We examined how individual and area socio-demographic characteristics independently modified the extreme heat (EH)-mortality association among elderly residents of 8 Michigan cities, May–September, 1990–2007.Methods:
In a time-stratified case-crossover design, we regressed cause-specific mortality against EH (indicator for 4-day mean, minimum, maximum or apparent temperature above 97th or 99th percentiles). We examined effect modification with interactions between EH and personal marital status, age, race, sex and education and ZIP-code percent “non-green space” (National Land Cover Dataset), age, race, income, education, living alone, and housing age (U.S. Census).Results:
In models including multiple effect modifiers, the odds of cardiovascular mortality during EH (99th percentile threshold) vs. non-EH were higher among non-married individuals (1.21, 95% CI=1.14–1.28 vs. 0.98, 95% CI=0.90–1.07 among married individuals) and individuals in ZIP codes with high (91%) non-green space (1.17, 95% CI=1.06–1.29 vs. 0.98, 95% CI=0.89–1.07 among individuals in ZIP codes with low (39%) non-green space).

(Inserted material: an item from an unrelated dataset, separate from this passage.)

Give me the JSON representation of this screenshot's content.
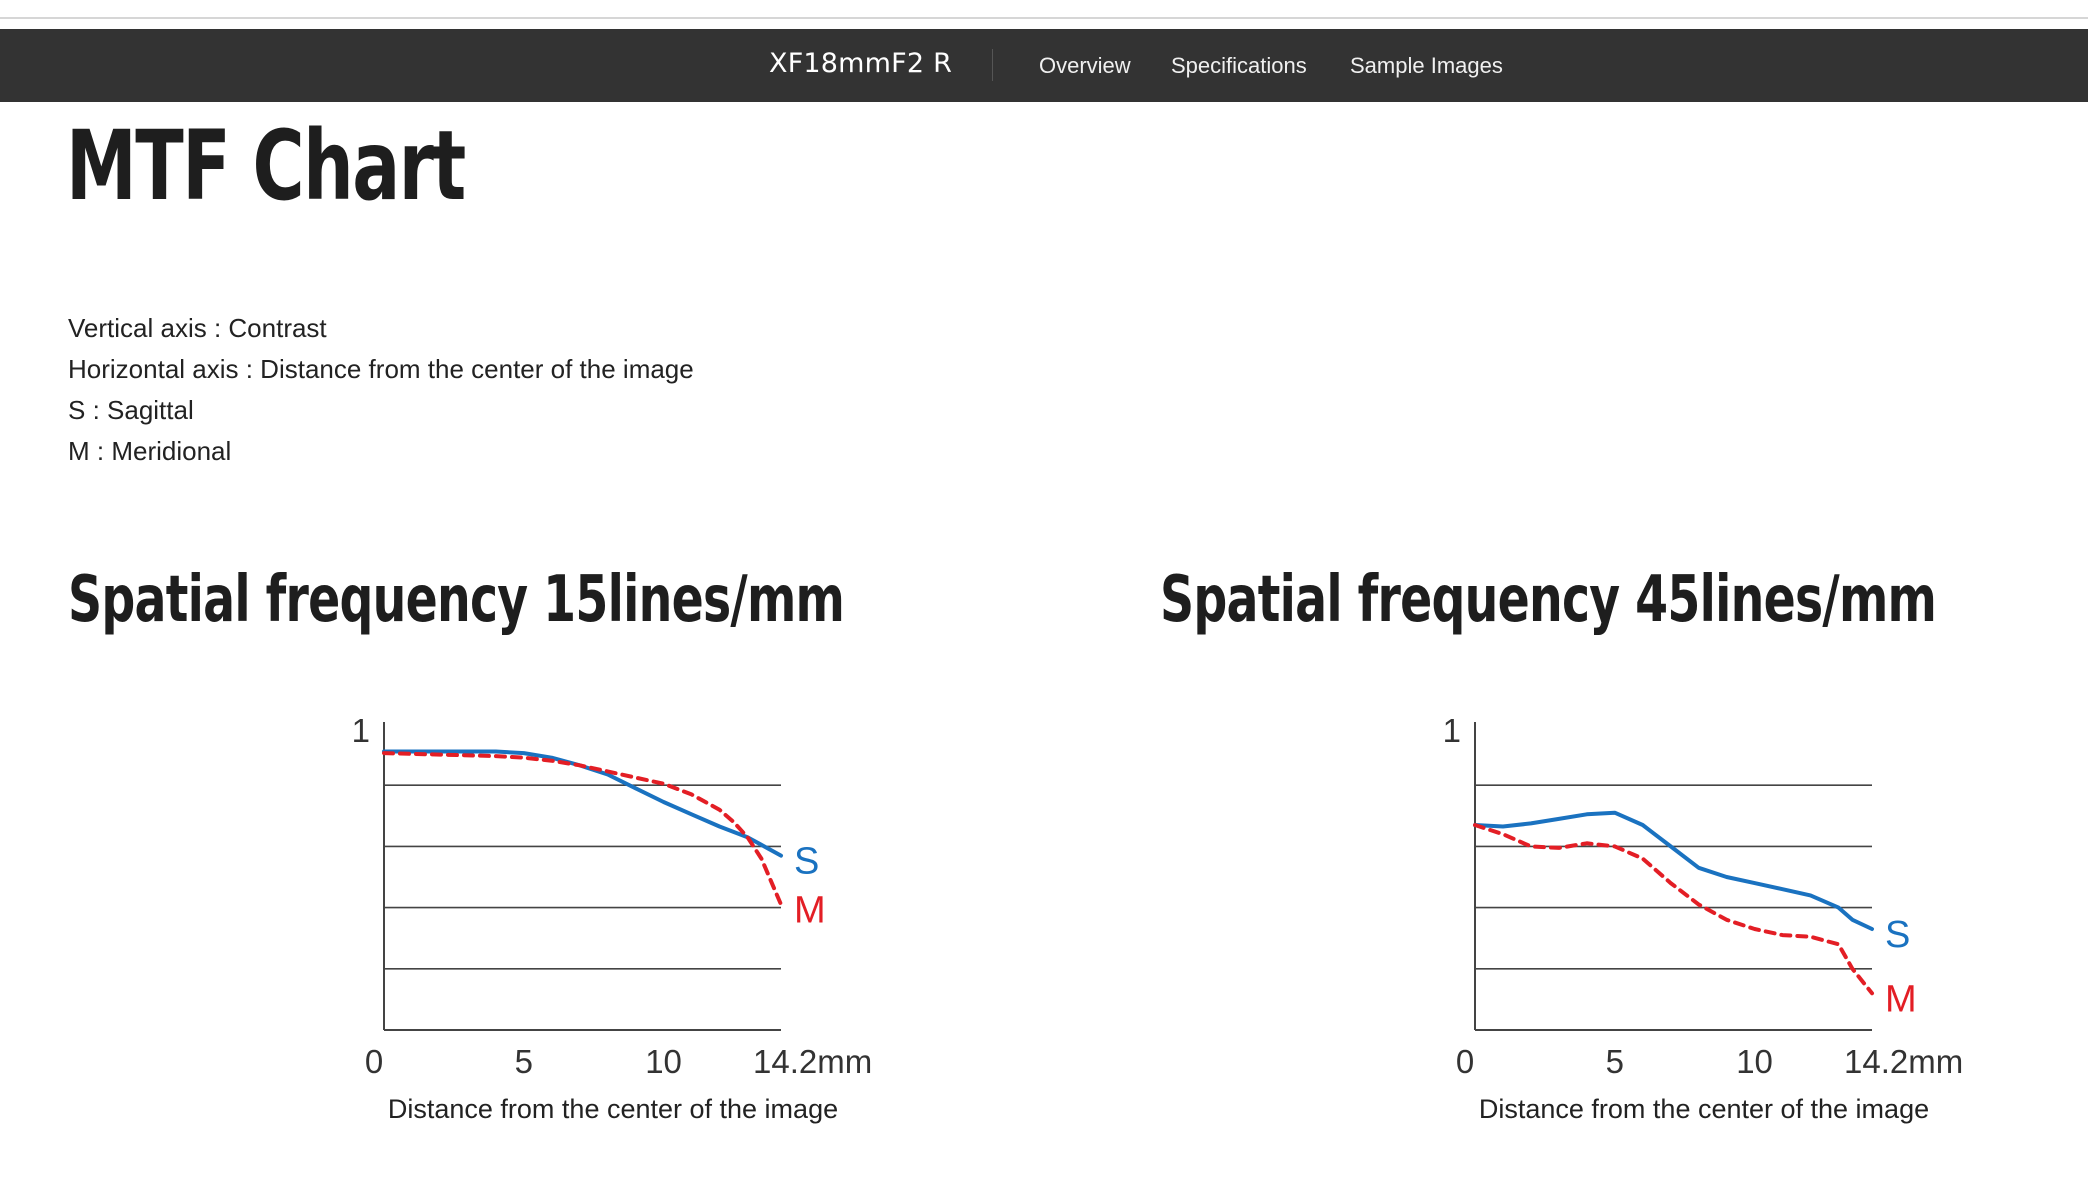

Results suggested that housing age may also be an effect modifier. For the EH-respiratory mortality association, the results were inconsistent between temperature metrics and percentile thresholds of EH but largely insignificant.Conclusions:
Green space, housing and social isolation may independently enhance elderly peoples' heat-related cardiovascular mortality vulnerability. Local adaptation efforts should target areas and populations at greater risk.